The study, published in Nature Scientific Data (DOI: 10.1038/s41597-025-05964-z), presents a detailed analysis of genetic diversity across 224 participants representing Kazakhstan’s major regions and tribal groups.
Mapping the Genetic Heritage of the Great Steppe
Despite the vast geographic and cultural significance of Central Asia, its populations remain largely underrepresented in global genome databases. To fill this gap, the NU team generated and analysed over 523,000 single nucleotide polymorphisms (SNPs) using the Illumina Infinium SNP Genotyping Array GSA MG v2 platform.
The resulting dataset provides an essential reference for population clustering, ancestry studies, and biomedical research revealing Kazakhstan’s genetic profile as a unique bridge between East and West Eurasia.

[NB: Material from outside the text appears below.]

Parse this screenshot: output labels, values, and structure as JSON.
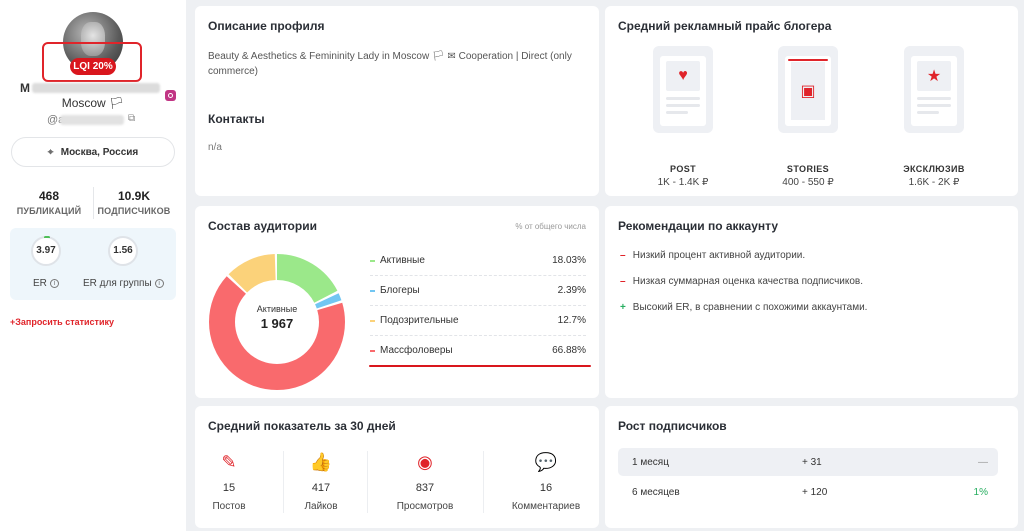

“Our goal was to build a genomic foundation for precision medicine and population studies in Kazakhstan,” says Prof. Ulykbek Kairov, the project’s principal investigator. “The genetic landscape of Kazakhs reflects centuries of interaction along the Silk Road, and now we have data to explore that scientifically.”
Distinctive Findings with Biomedical Relevance
The study identifies 74 population-specific variants with potential biomedical implications, particularly in genes linked to metabolism and drug response.
Among the notable examples:
-
CYP4F2 (rs2108622) — a variant affecting the metabolism of anticoagulant drugs such as Warfarin, found at higher frequency in Kazakhs than in East Asians or Europeans, suggesting a need for population-tailored dosing.
The research also found low levels of inbreeding and exceptionally low runs of homozygosity, confirming cultural practices that discourage consanguineous marriages. These genetic patterns could influence the prevalence of hereditary diseases and guide preventive health strategies in Kazakhstan.
An Open Resource for Global Research
All genotyping data are publicly available through the European Variation Archive (accession PRJEB89820) and associated code is accessible on GitHub: https://github.com/LabBandSB/KAZ-GWAS.
This open-access model invites collaboration and comparative analysis across Eurasia and beyond.
“This dataset positions Kazakhstan within the global genomic map,” notes Dr. Dos Sarbassov, co-author and project supervisor. “It will help develop population-specific healthcare solutions and strengthen international cooperation in genomics.”
Research was conducted by scientists from the Center for Life Sciences at National Laboratory Astana, with collaboration from L.N. Gumilyev Eurasian National University and support from international genomic databases.